Перевод: Дарья Анисимова

Илдико Ловаш

Писатель и редактор Илдико Ловаш родилась 18 августа 1967 г. в Суботице-Сабадке, там же закончила университет по специальности «венгерский язык и литература», а после – работала на городской телестудии. С начала 1990-х гг. Илдико Ловаш успела поработать преподавателем венгерского, журналистом и редактором в нескольких изданиях. С 1998 г. Ловаш – редактор литературного журнала «Юзенет» («Послание»).

После первых сборников рассказов («Кальмар», 1994; «Другая история», 1995) вышел первый роман Ловаш «Голышом в истории» (2000), за ним последовали «Выход к Адриатике: Джеймс Бонд в Бачке» (2005) и «Испанская невеста» (2007). Последний роман соединяет две воеводинские женские истории: трагическую судьбу Ольги Йонаш (1887–1919), жены культового венгерского писателя, уроженца Суботицы Гезы Чата, и рассказ о современнице автора, чья молодость прошла в тех же краях в 70–80-е гг. XX века.

Произведения Илдико Ловаш вызывают самые противоположные реакции – автор намеренно играет с неоднозначными образами и персонажами, заставляя читателей и критиков по-новому взглянуть на историю и современность. Так, в романе «Камушек.

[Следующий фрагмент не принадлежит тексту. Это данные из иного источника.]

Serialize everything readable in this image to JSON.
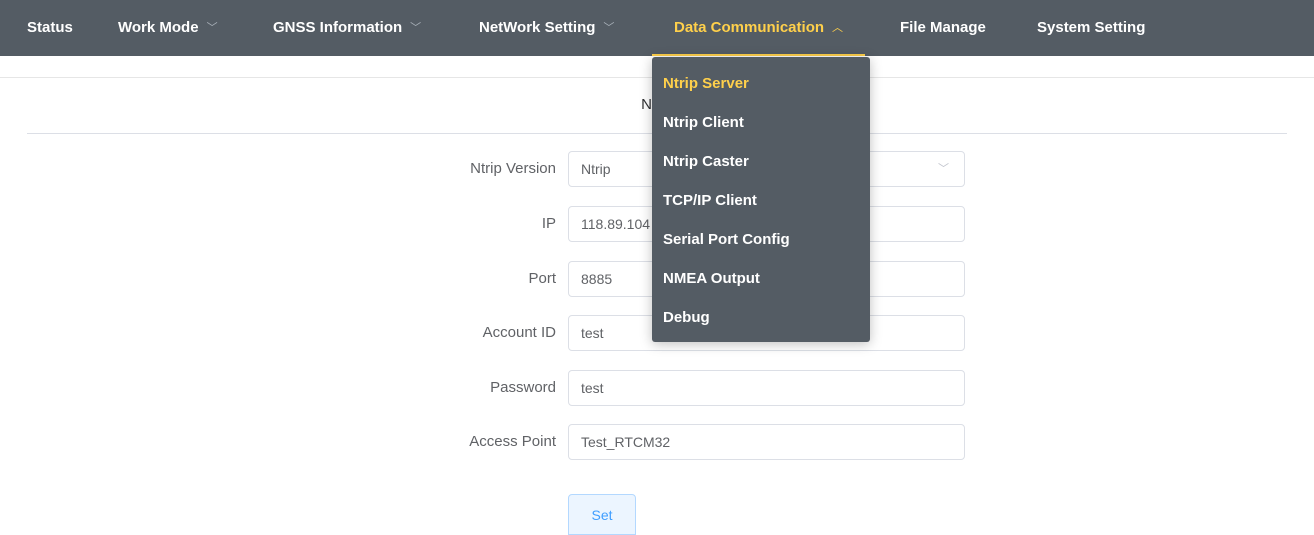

Книга Лени и Лени Рифеншталь» (2010) героиня – простая учительница из Суботицы обнаруживает в своей жизни параллели с судьбой своей знаменитой тезки. Своеобразным продолжением «Камушка» стал роман «В условиях цензуры» (2014), в котором автор продолжает искать причины изолированности современной венгерской культуры в межвоенном прошлом страны. «У нас накопилось много исторического опыта, обойти который невозможно. Есть проблемы, которые нельзя решить или разрешить, но, если мы будем говорить о них, то легче поймем и те вопросы, что волнуют все общество», – формулирует свое кредо писательница.

От романа к роману Илдико Ловаш экспериментирует с популярными жанрами – от «девичьего романа» до детектива, – расширяя их рамки, но сохраняя увлекательность повествования, которая и делает эти жанры частью массовой культуры. По мнению читателей, в произведениях Илдико Ловаш «есть легкость и глубина – все, что должно быть в книге XXI века».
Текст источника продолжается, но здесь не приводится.